En 2015, Mobilis est le troisième en chiffre d’affaire et le deuxième en nombre d’abonnés par rapport aux autres opérateurs mobiles. Une classement amélioré dès les six premiers mois de l’année 2016 puisque Mobilis, à fin juin 2016, se classe premier en matière de chiffre d’affaires et premier en termes de nombre d’abonnés avec une croissance à 2 chiffres de l’ordre de 20%.
L’objectif maintenant est de se maintenir à cette position tout en améliorant la qualité de service du réseau ainsi que celle de sa relation avec le client.
« A terme, nous devons  faire de Mobilis un modèle d’entreprise publique centré sur la performance et l’excellence », conclut Mohamed Habib.
L. B.

Mobilis premier du marché en termes de chiffre d’affaires et du nombre total d’abonnés.

Mobilis a abordé l’année 2016 avec une forte croissance à deux chiffres de ces indicateurs économiques et financiers.
En effet, le premier semestre 2016 a connu une augmentation de 20% de son chiffre d’affaire par rapport au premier semestre 2015, s’établissant à 57,2 milliards de dinars soit 519 millions de dollars avec un nombre d’abonnés global de 16,5 millions dépassant pour la première fois depuis sa création en 2004 les autres opérateurs mobiles.
Le résultat brut d’exploitation avant amortissements et impôts(EBITDA) a connu une croissance de 30% s’établissant à 21,3 milliards de dinars.

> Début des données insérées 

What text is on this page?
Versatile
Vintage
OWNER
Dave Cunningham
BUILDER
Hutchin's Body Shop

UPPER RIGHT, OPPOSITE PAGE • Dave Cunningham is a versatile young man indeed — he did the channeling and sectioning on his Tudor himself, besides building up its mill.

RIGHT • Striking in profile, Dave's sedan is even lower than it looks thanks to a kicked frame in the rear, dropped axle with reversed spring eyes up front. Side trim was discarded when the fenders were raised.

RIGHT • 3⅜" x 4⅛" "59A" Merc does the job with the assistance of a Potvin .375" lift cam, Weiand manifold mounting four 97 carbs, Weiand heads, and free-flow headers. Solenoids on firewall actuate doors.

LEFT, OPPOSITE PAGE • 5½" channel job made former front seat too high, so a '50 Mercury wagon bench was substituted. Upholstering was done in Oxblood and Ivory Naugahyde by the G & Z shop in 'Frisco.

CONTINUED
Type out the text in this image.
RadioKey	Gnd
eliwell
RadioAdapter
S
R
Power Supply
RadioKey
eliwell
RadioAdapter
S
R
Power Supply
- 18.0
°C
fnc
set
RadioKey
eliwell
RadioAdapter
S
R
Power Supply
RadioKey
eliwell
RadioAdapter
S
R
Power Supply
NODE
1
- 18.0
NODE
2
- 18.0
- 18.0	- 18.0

Pour le deuxième trimestre 2016, le chiffre d’affaire de Mobilis s’est établi à 30,4 milliards de dinars, soit 275,6 millions de dollars (1 USDA=110,2051 DA au 30 juin 2016). Ce résultat place incontestablement Mobilis à la tête des trois opérateurs mobiles du marché avec 9% de plus que le deuxième classé.
Ces forts taux de croissance à deux chiffres que seul Mobilis réalise, sont la résultante de plusieurs paramètres, à savoir :
la généralisation dès janvier 2016 des offres 3G sur les 48 wilayas du pays, faisant en sorte que 58% des abonnés Mobilis sont désormais en 3G ;
le maintien de la tarification à la seconde contrairement aux 2 autres opérateurs mobiles ;
le lancement de l’offre WIN post-payée, qui a multiplié par 5 le nombre d’abonnés post-payés par rapport à 2015 ;
la mise en place de la stratégie de commercialisation de terminaux « Made in Bladi » associée à des offres Mobilis en adéquation avec la politique des pouvoirs publics pour encourager la production nationale. Ces packs de téléphones de fabrication locale ont atteint des ventes de 5.000 unités/jour.
Mobilis en tant qu’opérateur historique s’est fixé le cap vers l’amélioration de son large réseau de télécommunications à travers le territoire national, l’amélioration de l’accueil de ses clients à travers ses agences et la réorganisation de ses structures pour une meilleure efficacité et motivation de ses employés.
Enfin Mobilis avec un mois d’avance a réceptionné les 42 sites 2G/3G éloignés du pays dans le cadre du service universel et est fin prêt pour le lancement de la 4G, une fois notifié, par les services de l’autorité de régulation de la poste et des télécommunications (ARPT).